What’s the skinny? Today, this sounds like a quaint way of saying “What’s up?” But in a casual conversation in the early 20th century, one would want to get the skinny on some inside scoop of a newsy or gossipy bit of information. The origin is obscure, but underlying this colloquial usage seems to be a notion of the “naked truth.”


Speaking of nakedness, or being to the skin, we’ve been skinny-dipping since at least the mid-20th-century in the United States, stripping right down to nothing but our birthday suits before plunging into water.


Still speaking of nakedness, skin has its more adult associations, too. A skin-flick is slang for a “porno.” In Japan, skin ladies sold condoms, or skins, from door to door.

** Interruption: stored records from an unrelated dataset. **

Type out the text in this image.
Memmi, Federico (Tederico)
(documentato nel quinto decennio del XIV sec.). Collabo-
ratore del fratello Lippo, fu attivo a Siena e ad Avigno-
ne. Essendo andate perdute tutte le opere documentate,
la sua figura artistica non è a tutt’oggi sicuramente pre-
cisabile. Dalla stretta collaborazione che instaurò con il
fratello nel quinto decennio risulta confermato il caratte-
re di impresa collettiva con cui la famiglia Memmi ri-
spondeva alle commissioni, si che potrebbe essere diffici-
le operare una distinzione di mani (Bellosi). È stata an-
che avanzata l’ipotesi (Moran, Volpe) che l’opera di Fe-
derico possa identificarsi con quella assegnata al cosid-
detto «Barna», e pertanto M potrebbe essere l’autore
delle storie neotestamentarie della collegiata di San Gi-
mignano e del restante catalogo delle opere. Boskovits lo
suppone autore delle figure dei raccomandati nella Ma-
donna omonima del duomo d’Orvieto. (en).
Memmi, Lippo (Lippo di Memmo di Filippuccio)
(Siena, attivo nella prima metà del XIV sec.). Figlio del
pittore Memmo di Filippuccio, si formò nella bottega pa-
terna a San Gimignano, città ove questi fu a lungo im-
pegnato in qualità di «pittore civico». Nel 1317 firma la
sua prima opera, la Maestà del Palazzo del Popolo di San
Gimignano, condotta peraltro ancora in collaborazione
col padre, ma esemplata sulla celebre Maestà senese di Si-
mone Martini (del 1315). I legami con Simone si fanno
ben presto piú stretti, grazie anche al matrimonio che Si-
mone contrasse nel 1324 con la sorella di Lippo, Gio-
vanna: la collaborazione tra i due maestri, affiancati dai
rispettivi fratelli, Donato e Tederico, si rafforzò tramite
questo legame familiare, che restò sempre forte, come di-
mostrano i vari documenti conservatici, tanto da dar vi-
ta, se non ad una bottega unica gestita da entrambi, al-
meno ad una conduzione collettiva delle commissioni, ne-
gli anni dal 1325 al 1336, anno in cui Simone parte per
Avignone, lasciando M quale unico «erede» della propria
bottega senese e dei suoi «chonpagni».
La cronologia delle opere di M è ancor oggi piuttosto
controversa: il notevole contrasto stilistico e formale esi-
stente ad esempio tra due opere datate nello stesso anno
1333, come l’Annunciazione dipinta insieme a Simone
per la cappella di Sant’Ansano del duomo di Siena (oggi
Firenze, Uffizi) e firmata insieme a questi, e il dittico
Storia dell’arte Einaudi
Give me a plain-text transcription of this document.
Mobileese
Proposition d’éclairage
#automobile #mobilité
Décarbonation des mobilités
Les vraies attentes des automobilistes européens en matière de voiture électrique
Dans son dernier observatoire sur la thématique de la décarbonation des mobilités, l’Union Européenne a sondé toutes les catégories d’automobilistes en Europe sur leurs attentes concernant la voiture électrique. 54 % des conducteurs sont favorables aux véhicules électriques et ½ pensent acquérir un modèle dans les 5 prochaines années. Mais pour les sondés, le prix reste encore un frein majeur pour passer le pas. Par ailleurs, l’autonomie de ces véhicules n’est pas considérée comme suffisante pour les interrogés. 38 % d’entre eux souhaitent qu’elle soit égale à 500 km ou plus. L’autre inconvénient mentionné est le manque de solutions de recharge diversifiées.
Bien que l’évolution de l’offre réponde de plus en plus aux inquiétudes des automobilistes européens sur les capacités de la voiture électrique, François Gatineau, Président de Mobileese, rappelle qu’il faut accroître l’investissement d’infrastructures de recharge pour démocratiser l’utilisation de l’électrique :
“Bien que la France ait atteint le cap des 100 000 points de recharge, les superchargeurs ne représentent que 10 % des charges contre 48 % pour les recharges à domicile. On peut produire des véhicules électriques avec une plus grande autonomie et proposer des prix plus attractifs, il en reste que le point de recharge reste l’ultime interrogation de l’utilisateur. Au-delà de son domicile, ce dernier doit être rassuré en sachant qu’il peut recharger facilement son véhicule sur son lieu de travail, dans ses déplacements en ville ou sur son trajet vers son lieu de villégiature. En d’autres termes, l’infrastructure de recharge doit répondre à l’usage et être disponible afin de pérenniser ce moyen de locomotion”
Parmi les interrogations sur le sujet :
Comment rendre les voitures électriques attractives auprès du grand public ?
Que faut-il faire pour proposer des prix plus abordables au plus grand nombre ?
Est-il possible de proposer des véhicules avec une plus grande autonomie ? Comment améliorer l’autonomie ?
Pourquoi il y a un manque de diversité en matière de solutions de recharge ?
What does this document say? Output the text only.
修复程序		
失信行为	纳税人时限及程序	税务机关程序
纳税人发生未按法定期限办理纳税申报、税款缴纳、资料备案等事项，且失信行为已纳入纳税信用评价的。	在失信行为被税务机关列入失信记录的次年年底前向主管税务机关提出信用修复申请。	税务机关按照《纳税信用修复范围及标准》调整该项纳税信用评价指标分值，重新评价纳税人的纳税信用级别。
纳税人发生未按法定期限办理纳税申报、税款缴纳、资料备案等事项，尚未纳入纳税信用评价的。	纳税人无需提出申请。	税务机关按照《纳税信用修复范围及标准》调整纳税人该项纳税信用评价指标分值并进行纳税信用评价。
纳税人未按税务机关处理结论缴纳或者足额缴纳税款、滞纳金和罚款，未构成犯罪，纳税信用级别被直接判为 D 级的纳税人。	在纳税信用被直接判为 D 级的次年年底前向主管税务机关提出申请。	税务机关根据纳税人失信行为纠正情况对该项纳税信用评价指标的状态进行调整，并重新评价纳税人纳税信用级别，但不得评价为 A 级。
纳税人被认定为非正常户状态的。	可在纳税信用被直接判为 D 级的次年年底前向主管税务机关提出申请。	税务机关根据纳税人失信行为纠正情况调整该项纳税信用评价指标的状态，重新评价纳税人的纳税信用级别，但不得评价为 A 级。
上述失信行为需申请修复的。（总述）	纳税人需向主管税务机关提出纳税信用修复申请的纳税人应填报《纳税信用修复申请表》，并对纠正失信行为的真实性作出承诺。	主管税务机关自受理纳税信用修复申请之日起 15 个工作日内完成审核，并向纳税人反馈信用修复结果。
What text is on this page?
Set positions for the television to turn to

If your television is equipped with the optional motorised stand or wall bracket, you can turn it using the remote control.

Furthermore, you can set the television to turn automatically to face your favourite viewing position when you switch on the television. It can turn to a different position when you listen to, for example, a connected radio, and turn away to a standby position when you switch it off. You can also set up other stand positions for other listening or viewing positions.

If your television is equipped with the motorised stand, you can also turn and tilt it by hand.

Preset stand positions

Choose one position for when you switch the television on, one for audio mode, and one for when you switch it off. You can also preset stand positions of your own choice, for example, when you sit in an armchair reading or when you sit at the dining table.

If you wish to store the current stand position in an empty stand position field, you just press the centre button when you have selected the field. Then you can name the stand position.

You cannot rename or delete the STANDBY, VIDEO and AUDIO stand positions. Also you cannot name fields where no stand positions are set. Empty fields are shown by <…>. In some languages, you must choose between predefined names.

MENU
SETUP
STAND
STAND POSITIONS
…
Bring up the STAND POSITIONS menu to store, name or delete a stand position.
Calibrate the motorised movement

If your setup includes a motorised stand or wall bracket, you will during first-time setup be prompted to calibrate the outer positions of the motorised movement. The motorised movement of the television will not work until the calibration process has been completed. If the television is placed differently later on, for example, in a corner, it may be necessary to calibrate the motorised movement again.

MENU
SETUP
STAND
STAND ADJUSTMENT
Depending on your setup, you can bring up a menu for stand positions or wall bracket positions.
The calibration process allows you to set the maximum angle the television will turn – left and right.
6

Socially, we are still striving to transcend the arbitrary differences of skin color. Mortally, we are still trying to defy age with the cosmetics of skin food. And linguistically, we are overcoming the limits of physical reality with digital skins. Gamers can buy or earn new skins: These alter or enhance the appearance of a game by, say, changing the appearance of a character or adding to its gear. Skins can also refer to stylized cases one can put on a cellular phone, computer, or gaming console.